There are plenty of lists circulating the web about the top universities in the country, but how many of them focus on one of the defining factors for getting a higher education? An affordable college education is something many parents start thinking about the day their child is born.
Money Magazine ranks a student’s or parent’s return on investment yearly in their Best Colleges list. The publication recently released 2015 rankings for schools that provide the best value per tuition dollar. Several Texas colleges and universities made the list. Rice University ranked 14th, making it the best value in Texas. The University of Texas at Austin ranked 82. But way up there at number 20? A&M University. The Standard’s Emily Donahue talks with Chancellor John Sharp of A&M.
Sharp on how the school keeps tuition costs down:
“Our regents want to make sure that the last resort we encounter is raising tuition…. We have outsourced a lot of the non-academic services at A&M which has produced in the neighborhood of $300 million for the university for use on academic things.
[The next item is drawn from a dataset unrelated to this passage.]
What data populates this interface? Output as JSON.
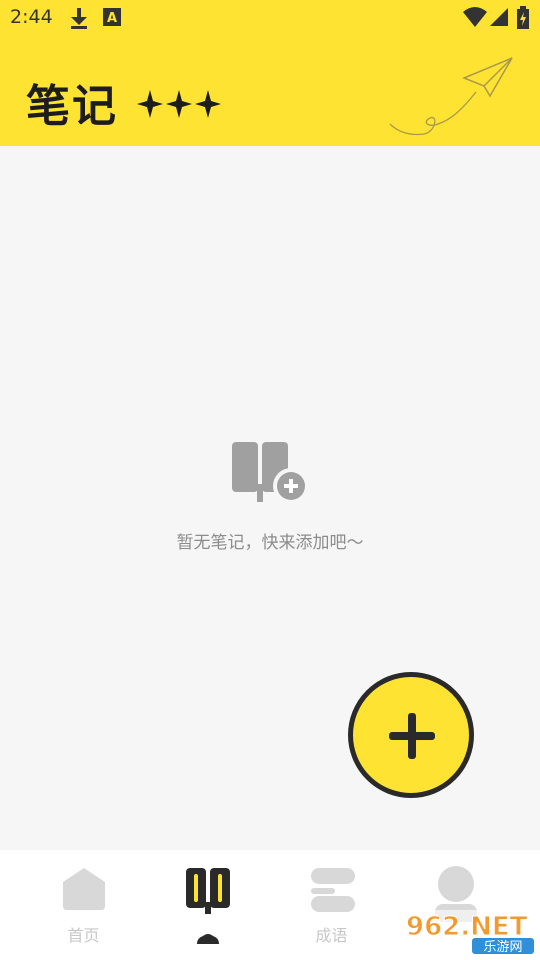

We have cut our administrative costs down…and the savings that results from that go into a pool,” Sharp says. “They use that for academic excellence. We don’t use, whenever possible, state money or public money to build buildings. We enter into partnerships. The results of that is we don’t have to raise tuition as high as other folks because we’ve found other ways to generate money.”
On campus carry laws:
“We have 11 universities within the Texas A&M system and we have asked all our presidents what their plan is for implementation. That’s due in September but we trust they’ll have a smooth implementation,” Sharp says.
On A&M’s relationship with UT-Austin and beer at sporting events:
“UT and Texas A&M are partners and brothers when it comes to legislative sessions and things like that. We joke occasionally. Obviously we couldn’t sell beer if we wanted to at A&M because SEC [Southeastern Conference], I’m told, prohibits that,” Sharp says. “When it comes to education and legislative things we’re awful serious about it.”